Ich habe verschiedentlich schon das etwas despektierliche Urteil über ihre Podcasts gehört (interessanterweise stets von Leuten, die studiert haben; dieses Buch hier wendet sich ausdrücklich primär an alle jene, die es nicht an Universitäten geschafft haben … aber auch ich als Uni-Absolvent fand es gelungen), sie sei „ein bisschen oberlehrerhaft“ oder „besserwisserisch“. Das fand ich in diesem Buch aber nicht wieder. Hier diskutiert sie auf entspannte Weise auf Augenhöhe mit dem Publikum und entwickelt sukzessive mit langsam ansteigendem Schwierigkeitsgrad die chemische Welt rings um uns, verliert dabei aber, meiner Ansicht nach, nie die Bodenhaftung oder den Kontakt zum Publikum. Das kann man von traditionellen wissenschaftlichen Publikationen oftmals nicht behaupten (auch dazu schreibt sie übrigens einiges an kritischen Bemerkungen).
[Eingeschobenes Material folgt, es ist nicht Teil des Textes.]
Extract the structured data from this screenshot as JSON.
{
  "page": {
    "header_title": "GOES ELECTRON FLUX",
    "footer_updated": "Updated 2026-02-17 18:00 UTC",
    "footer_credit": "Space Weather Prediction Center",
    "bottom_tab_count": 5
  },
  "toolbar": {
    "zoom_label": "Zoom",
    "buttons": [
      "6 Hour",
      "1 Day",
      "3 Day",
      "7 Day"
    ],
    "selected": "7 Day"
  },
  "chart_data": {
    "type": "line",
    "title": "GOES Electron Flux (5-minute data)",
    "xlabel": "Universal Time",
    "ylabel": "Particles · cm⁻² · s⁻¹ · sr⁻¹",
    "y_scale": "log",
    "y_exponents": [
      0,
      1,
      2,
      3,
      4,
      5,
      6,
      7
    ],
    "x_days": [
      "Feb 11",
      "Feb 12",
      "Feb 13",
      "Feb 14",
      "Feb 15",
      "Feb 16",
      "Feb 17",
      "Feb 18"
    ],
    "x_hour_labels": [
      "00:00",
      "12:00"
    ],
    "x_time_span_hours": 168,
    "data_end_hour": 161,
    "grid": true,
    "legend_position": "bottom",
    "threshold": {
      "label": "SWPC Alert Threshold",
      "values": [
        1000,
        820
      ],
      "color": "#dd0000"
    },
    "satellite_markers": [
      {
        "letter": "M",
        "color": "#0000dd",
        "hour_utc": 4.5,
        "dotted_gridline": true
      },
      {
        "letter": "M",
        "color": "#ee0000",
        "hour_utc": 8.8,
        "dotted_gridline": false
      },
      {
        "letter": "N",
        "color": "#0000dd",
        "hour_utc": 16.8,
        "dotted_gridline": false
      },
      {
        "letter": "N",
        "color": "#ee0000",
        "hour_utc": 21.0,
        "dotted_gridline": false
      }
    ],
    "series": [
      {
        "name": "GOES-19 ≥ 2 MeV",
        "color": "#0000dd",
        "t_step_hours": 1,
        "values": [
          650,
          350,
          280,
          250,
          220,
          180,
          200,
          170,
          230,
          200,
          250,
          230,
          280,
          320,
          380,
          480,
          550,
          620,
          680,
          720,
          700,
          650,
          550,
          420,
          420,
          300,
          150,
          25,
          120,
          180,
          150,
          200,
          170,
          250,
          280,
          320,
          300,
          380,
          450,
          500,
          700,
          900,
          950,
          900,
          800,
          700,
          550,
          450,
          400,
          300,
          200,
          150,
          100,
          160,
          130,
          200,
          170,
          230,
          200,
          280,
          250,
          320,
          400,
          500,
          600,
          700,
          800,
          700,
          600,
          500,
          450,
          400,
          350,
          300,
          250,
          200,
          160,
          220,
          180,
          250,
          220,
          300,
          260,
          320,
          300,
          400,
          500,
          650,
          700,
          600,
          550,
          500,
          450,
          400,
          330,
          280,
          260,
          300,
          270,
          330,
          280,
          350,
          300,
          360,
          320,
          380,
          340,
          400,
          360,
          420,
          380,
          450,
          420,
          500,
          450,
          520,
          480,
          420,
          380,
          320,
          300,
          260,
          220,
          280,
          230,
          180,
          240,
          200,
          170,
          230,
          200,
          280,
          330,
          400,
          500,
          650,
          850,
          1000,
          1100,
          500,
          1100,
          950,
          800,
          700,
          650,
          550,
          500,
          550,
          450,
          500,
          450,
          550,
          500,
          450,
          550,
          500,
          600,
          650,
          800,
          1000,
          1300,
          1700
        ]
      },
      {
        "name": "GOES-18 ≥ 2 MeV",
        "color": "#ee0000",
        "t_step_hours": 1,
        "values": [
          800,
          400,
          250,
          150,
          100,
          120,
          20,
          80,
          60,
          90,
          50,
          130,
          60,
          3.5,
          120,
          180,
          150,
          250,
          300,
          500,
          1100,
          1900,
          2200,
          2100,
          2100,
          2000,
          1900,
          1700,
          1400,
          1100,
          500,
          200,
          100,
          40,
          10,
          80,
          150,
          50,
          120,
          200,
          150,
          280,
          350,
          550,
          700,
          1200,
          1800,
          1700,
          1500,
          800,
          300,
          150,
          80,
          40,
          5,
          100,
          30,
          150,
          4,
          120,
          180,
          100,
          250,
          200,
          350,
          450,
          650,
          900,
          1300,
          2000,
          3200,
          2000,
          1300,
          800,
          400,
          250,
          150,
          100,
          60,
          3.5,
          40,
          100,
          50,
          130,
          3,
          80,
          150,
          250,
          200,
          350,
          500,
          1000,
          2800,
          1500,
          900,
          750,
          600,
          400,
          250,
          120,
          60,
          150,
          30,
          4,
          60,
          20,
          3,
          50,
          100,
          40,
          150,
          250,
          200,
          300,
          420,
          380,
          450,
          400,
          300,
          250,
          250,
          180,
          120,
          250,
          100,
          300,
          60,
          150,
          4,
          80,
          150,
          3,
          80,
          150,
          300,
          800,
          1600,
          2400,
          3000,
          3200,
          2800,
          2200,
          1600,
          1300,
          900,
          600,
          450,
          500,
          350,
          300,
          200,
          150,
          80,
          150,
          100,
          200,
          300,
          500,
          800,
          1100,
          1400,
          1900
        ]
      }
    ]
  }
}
Mich hat die Lektüre also im Gegenteil durchweg neugierig auf ihre Online-Formate gemacht, und da werde ich sicherlich nächstens mal hineinschauen. Wer ihre Videos sowieso schon mag, dem brauche ich dieses Buch vermutlich nicht zu empfehlen. Wer hingegen bislang nur unklare Vorurteile gegenüber ihr oder dem Fach Chemie gehegt hat, sollte hier mal einen Blick hineinwerfen.

Ich finde, es lohnt sich.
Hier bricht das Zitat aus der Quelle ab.